Sob e sobre o Segundo Sol: A morte e a morte de Beto Falcão



A nova novela das 21:00h, Segundo Sol, de João Emanuel Carneiro, começou antes de começar. A polêmica sobre a ausência de atores negros numa trama que se passa num estado onde a maioria da população é negra surgiu com força nos dias que antecederam sua estreia, assim que as primeiras chamadas foram ao ar. Como professora de literatura e estudiosa das relações entre Literatura e Telenovela, declinarei dessa discussão, pois concordo em parte com a questão que certamente traria mais verossimilhança para a trama, mas por outro lado, como defensora da arte como uma manifestação humana que não tem como função exclusiva retratar somente o real, defendo a novela como veículo de entretenimento e reflexão e sem esquecer que, sobretudo, é um produto mercadológico, por sinal o mais rentável da Televisão. A Bahia é só a moldura. Lanço, portanto, meu olhar para o terreno que costumo pisar, a análise textual.

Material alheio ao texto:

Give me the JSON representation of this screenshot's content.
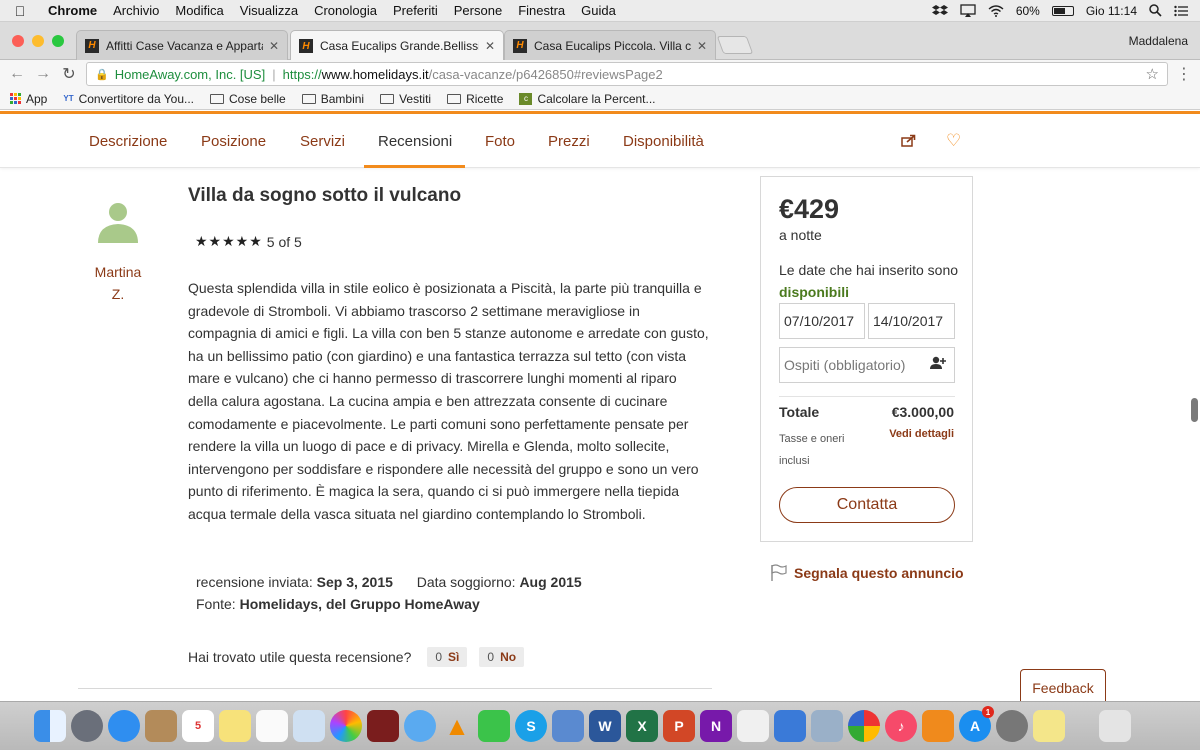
{
  "menubar": {
    "items": [
      "Chrome",
      "Archivio",
      "Modifica",
      "Visualizza",
      "Cronologia",
      "Preferiti",
      "Persone",
      "Finestra",
      "Guida"
    ],
    "battery": "60%",
    "battery_level": 0.6,
    "clock": "Gio 11:14"
  },
  "tabs": [
    {
      "title": "Affitti Case Vacanza e Apparta"
    },
    {
      "title": "Casa Eucalips Grande.Bellissim"
    },
    {
      "title": "Casa Eucalips Piccola. Villa con"
    }
  ],
  "profile_name": "Maddalena",
  "address": {
    "ev_label": "HomeAway.com, Inc. [US]",
    "scheme": "https://",
    "host": "www.homelidays.it",
    "path": "/casa-vacanze/p6426850#reviewsPage2"
  },
  "bookmarks": [
    "App",
    "Convertitore da You...",
    "Cose belle",
    "Bambini",
    "Vestiti",
    "Ricette",
    "Calcolare la Percent..."
  ],
  "subnav": {
    "links": [
      "Descrizione",
      "Posizione",
      "Servizi",
      "Recensioni",
      "Foto",
      "Prezzi",
      "Disponibilità"
    ],
    "active": "Recensioni"
  },
  "review": {
    "reviewer_first": "Martina",
    "reviewer_last": "Z.",
    "title": "Villa da sogno sotto il vulcano",
    "stars": "★★★★★",
    "rating_text": "5 of 5",
    "body": "Questa splendida villa in stile eolico è posizionata a Piscità, la parte più tranquilla e gradevole di Stromboli. Vi abbiamo trascorso 2 settimane meravigliose in compagnia di amici e figli. La villa con ben 5 stanze autonome e arredate con gusto, ha un bellissimo patio (con giardino) e una fantastica terrazza sul tetto (con vista mare e vulcano) che ci hanno permesso di trascorrere lunghi momenti al riparo della calura agostana. La cucina ampia e ben attrezzata consente di cucinare comodamente e piacevolmente. Le parti comuni sono perfettamente pensate per rendere la villa un luogo di pace e di privacy. Mirella e Glenda, molto sollecite, intervengono per soddisfare e rispondere alle necessità del gruppo e sono un vero punto di riferimento. È magica la sera, quando ci si può immergere nella tiepida acqua termale della vasca situata nel giardino contemplando lo Stromboli.",
    "sent_label": "recensione inviata:",
    "sent_date": "Sep 3, 2015",
    "stay_label": "Data soggiorno:",
    "stay_date": "Aug 2015",
    "source_label": "Fonte:",
    "source_value": "Homelidays, del Gruppo HomeAway",
    "helpful_q": "Hai trovato utile questa recensione?",
    "yes_count": "0",
    "yes_label": "Sì",
    "no_count": "0",
    "no_label": "No"
  },
  "booking": {
    "price": "€429",
    "per_night": "a notte",
    "avail_prefix": "Le date che hai inserito sono",
    "avail_status": "disponibili",
    "checkin": "07/10/2017",
    "checkout": "14/10/2017",
    "guests_placeholder": "Ospiti (obbligatorio)",
    "total_label": "Totale",
    "total_value": "€3.000,00",
    "taxes": "Tasse e oneri inclusi",
    "details": "Vedi dettagli",
    "contact": "Contatta"
  },
  "report": "Segnala questo annuncio",
  "feedback": "Feedback",
  "colors": {
    "brand_orange": "#f28b1c",
    "link_brown": "#8b3a17",
    "available_green": "#4b7a1e"
  },
  "icons": [
    "apple-icon",
    "dropbox-icon",
    "airplay-icon",
    "wifi-icon",
    "battery-icon",
    "search-icon",
    "list-icon",
    "lock-icon",
    "star-icon",
    "share-icon",
    "heart-icon",
    "user-icon",
    "flag-icon"
  ]
}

 O título da novela já sugere a ideia de recomeço, por isso a passagem de tempo de 18  anos para que nós telespectadores, conhecedores do embrião da trama mostrada nos primeiros dias na novela, possamos compreender seus desdobramentos no tempo atual. E esses são muitos e variados. O eixo central gira em torno de Beto Falcão, cantor de Axé já em decadência que é convencido por sua entourage vigarista, irmão/empresário/canalha e namorada/ambiciosa/mau-caráter que ele vale mais morto que vivo, pois sua falsa morte faz com que  volte a valer no mercado artístico e publicitário, até romaria houve em sua porta mostrando a hipocrisia dos fãs que já nem lembravam do cantor. Daí todos lucram com o falso mito que se forma. São claros os ecos de Roque Santeiro, obra-prima de Dias Gomes. Assim como Roque, Beto vira mito e passa a viver de sua mitificação, como na fictícia Asa Branca que passa a ter no falso heroísmo de Roque sua principal fonte de renda. Até uma sombra de Porcina temos, a personagem de Débora Secco assume a postura de viúva oficial e vive para alimentar seus direitos autorais e manter vivo o legado do marido.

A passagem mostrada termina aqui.